I work/have family in College Point, on the Northwestern-most point of Queens. Anyone who travels to College Point (especially someone from Bayside like me) often travels through Whitestone to get there, via 14th Ave, a long street which stretches a long portion of land facing the Long Island Sound. Driving down 14th Avenue, it is evident where upper-class, suburban Whitestone/Malba citadel ends and industrial, middle-class College Point begins (the intersection of 132nd St and 14th Ave, just behind the College Point Shopping Center). It is there where the stretches of mansions come to an immediate halt, and are replaced by  immigrant-owned stores, tighter streets, and duplexes. Even within the neighborhood of College Point, 14th Ave serves as a divide between a citadel and a (arguable) ghetto. Everything on and north of 14th Ave features large mansions and expensive homes similar to those of neighboring Whitestone/Malba. Everything south of 14th Ave (roughly 80-85% of College Point) is rugged in terms of infrastructure, relatively unkempt and congested with traffic.

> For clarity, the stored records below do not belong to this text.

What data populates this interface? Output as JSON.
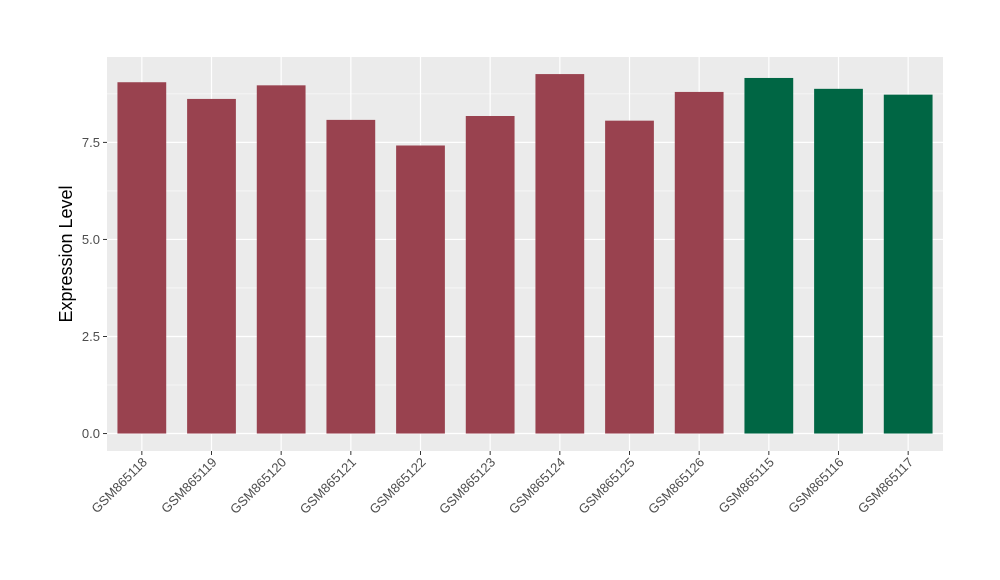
{
  "chart_data": {
    "type": "bar",
    "title": "",
    "xlabel": "",
    "ylabel": "Expression Level",
    "categories": [
      "GSM865118",
      "GSM865119",
      "GSM865120",
      "GSM865121",
      "GSM865122",
      "GSM865123",
      "GSM865124",
      "GSM865125",
      "GSM865126",
      "GSM865115",
      "GSM865116",
      "GSM865117"
    ],
    "values": [
      9.05,
      8.62,
      8.97,
      8.08,
      7.42,
      8.18,
      9.26,
      8.06,
      8.8,
      9.16,
      8.88,
      8.73
    ],
    "groups": [
      "g1",
      "g1",
      "g1",
      "g1",
      "g1",
      "g1",
      "g1",
      "g1",
      "g1",
      "g2",
      "g2",
      "g2"
    ],
    "group_colors": {
      "g1": "#99424f",
      "g2": "#006644"
    },
    "yticks": [
      0.0,
      2.5,
      5.0,
      7.5
    ],
    "ytick_labels": [
      "0.0",
      "2.5",
      "5.0",
      "7.5"
    ],
    "ylim": [
      -0.45,
      9.7
    ],
    "grid": true,
    "legend": "none",
    "panel_background": "#ebebeb",
    "grid_color": "#ffffff"
  }
}
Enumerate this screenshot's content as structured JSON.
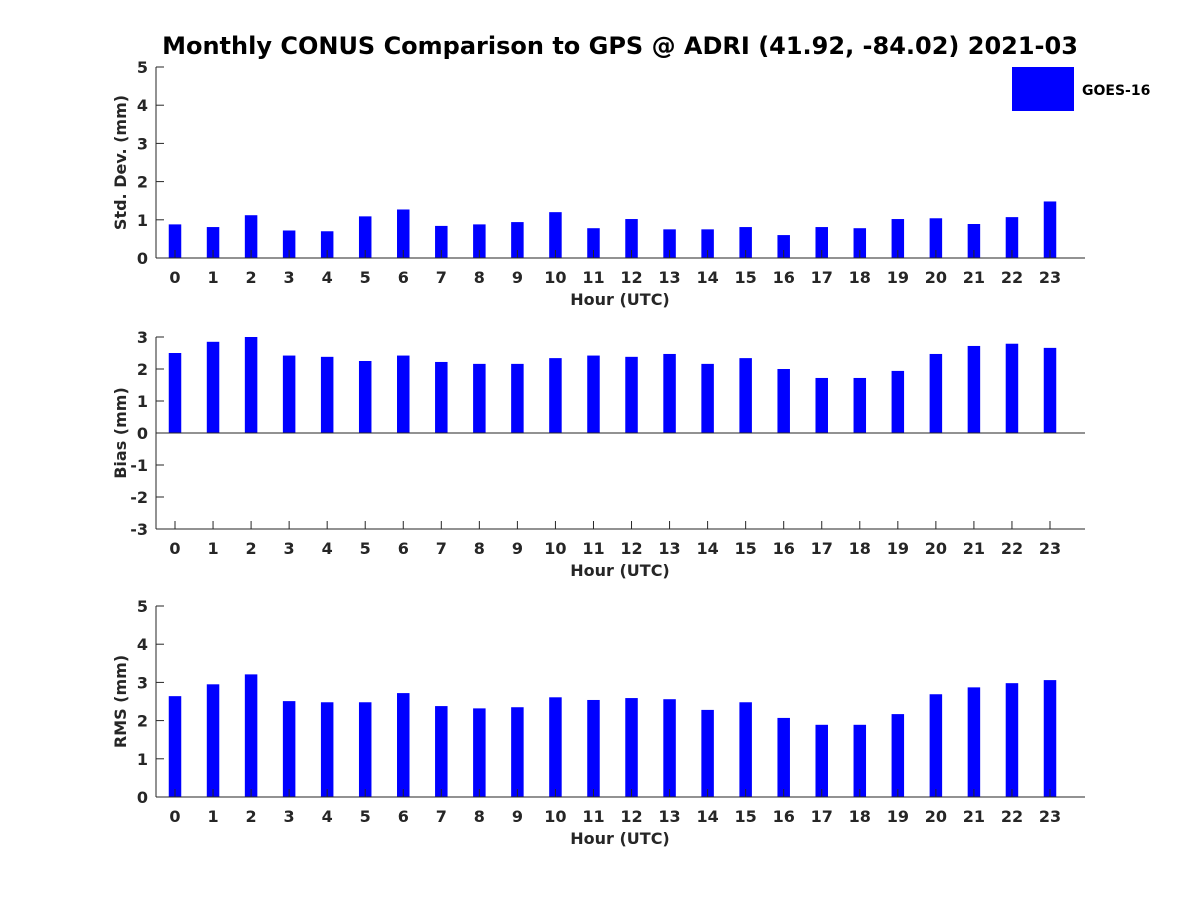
{
  "title": "Monthly CONUS Comparison to GPS @ ADRI (41.92, -84.02) 2021-03",
  "legend": {
    "label": "GOES-16",
    "color": "#0000ff"
  },
  "chart_data": [
    {
      "type": "bar",
      "xlabel": "Hour (UTC)",
      "ylabel": "Std. Dev. (mm)",
      "ylim": [
        0,
        5
      ],
      "yticks": [
        0,
        1,
        2,
        3,
        4,
        5
      ],
      "legend_position": "top-right",
      "categories": [
        "0",
        "1",
        "2",
        "3",
        "4",
        "5",
        "6",
        "7",
        "8",
        "9",
        "10",
        "11",
        "12",
        "13",
        "14",
        "15",
        "16",
        "17",
        "18",
        "19",
        "20",
        "21",
        "22",
        "23"
      ],
      "series": [
        {
          "name": "GOES-16",
          "color": "#0000ff",
          "values": [
            0.88,
            0.81,
            1.12,
            0.72,
            0.7,
            1.09,
            1.27,
            0.84,
            0.88,
            0.94,
            1.2,
            0.78,
            1.02,
            0.75,
            0.75,
            0.81,
            0.6,
            0.81,
            0.78,
            1.02,
            1.04,
            0.89,
            1.07,
            1.48
          ]
        }
      ]
    },
    {
      "type": "bar",
      "xlabel": "Hour (UTC)",
      "ylabel": "Bias (mm)",
      "ylim": [
        -3,
        3
      ],
      "yticks": [
        -3,
        -2,
        -1,
        0,
        1,
        2,
        3
      ],
      "categories": [
        "0",
        "1",
        "2",
        "3",
        "4",
        "5",
        "6",
        "7",
        "8",
        "9",
        "10",
        "11",
        "12",
        "13",
        "14",
        "15",
        "16",
        "17",
        "18",
        "19",
        "20",
        "21",
        "22",
        "23"
      ],
      "series": [
        {
          "name": "GOES-16",
          "color": "#0000ff",
          "values": [
            2.5,
            2.85,
            3.0,
            2.42,
            2.38,
            2.25,
            2.42,
            2.22,
            2.16,
            2.16,
            2.34,
            2.42,
            2.38,
            2.47,
            2.16,
            2.34,
            2.0,
            1.72,
            1.72,
            1.94,
            2.47,
            2.72,
            2.79,
            2.66
          ]
        }
      ]
    },
    {
      "type": "bar",
      "xlabel": "Hour (UTC)",
      "ylabel": "RMS (mm)",
      "ylim": [
        0,
        5
      ],
      "yticks": [
        0,
        1,
        2,
        3,
        4,
        5
      ],
      "categories": [
        "0",
        "1",
        "2",
        "3",
        "4",
        "5",
        "6",
        "7",
        "8",
        "9",
        "10",
        "11",
        "12",
        "13",
        "14",
        "15",
        "16",
        "17",
        "18",
        "19",
        "20",
        "21",
        "22",
        "23"
      ],
      "series": [
        {
          "name": "GOES-16",
          "color": "#0000ff",
          "values": [
            2.64,
            2.95,
            3.21,
            2.51,
            2.48,
            2.48,
            2.72,
            2.38,
            2.32,
            2.35,
            2.61,
            2.54,
            2.59,
            2.56,
            2.28,
            2.48,
            2.07,
            1.89,
            1.89,
            2.17,
            2.69,
            2.87,
            2.98,
            3.06
          ]
        }
      ]
    }
  ]
}
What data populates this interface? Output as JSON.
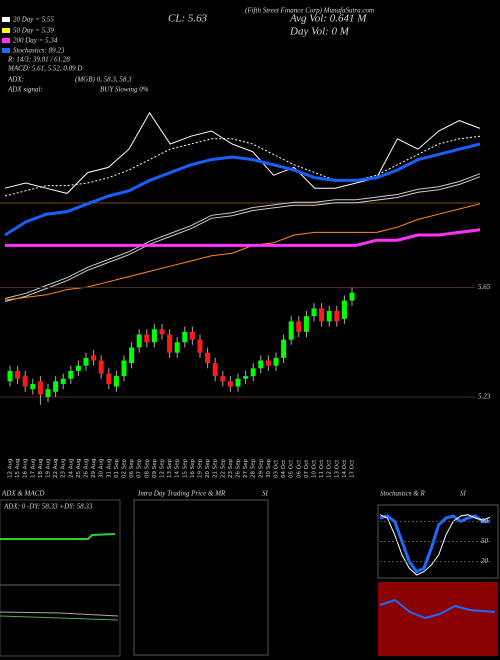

Peter Marcuse’s claims regarding the nature of the citadel, enclave and ghetto are, in my opinion, spot-on. While these types of neighborhoods, where stark signals are given regarding disparity/inequality of wealth, social structure and infrastructure, are present in every major metropolitan city, they are not as damaging to a society as they may seem. People who populate citadels, enclaves or ghettos arrive there by circumstance, and rarely by chance. People of similar economic/cultural/social association tend to stick together in their own little areas; it is not an issue of intolerance nor unwillingness to assimilate into another culture/social structure. No individuals were coerced into living in areas where they are surrounded by people just like them; upper-class families tend to stick with upper-class families the same way Eastern-European immigrant families prefer to remain near other Eastern-European immigrants, as with Caribbean immigrants, or middle-class South Asians, etc.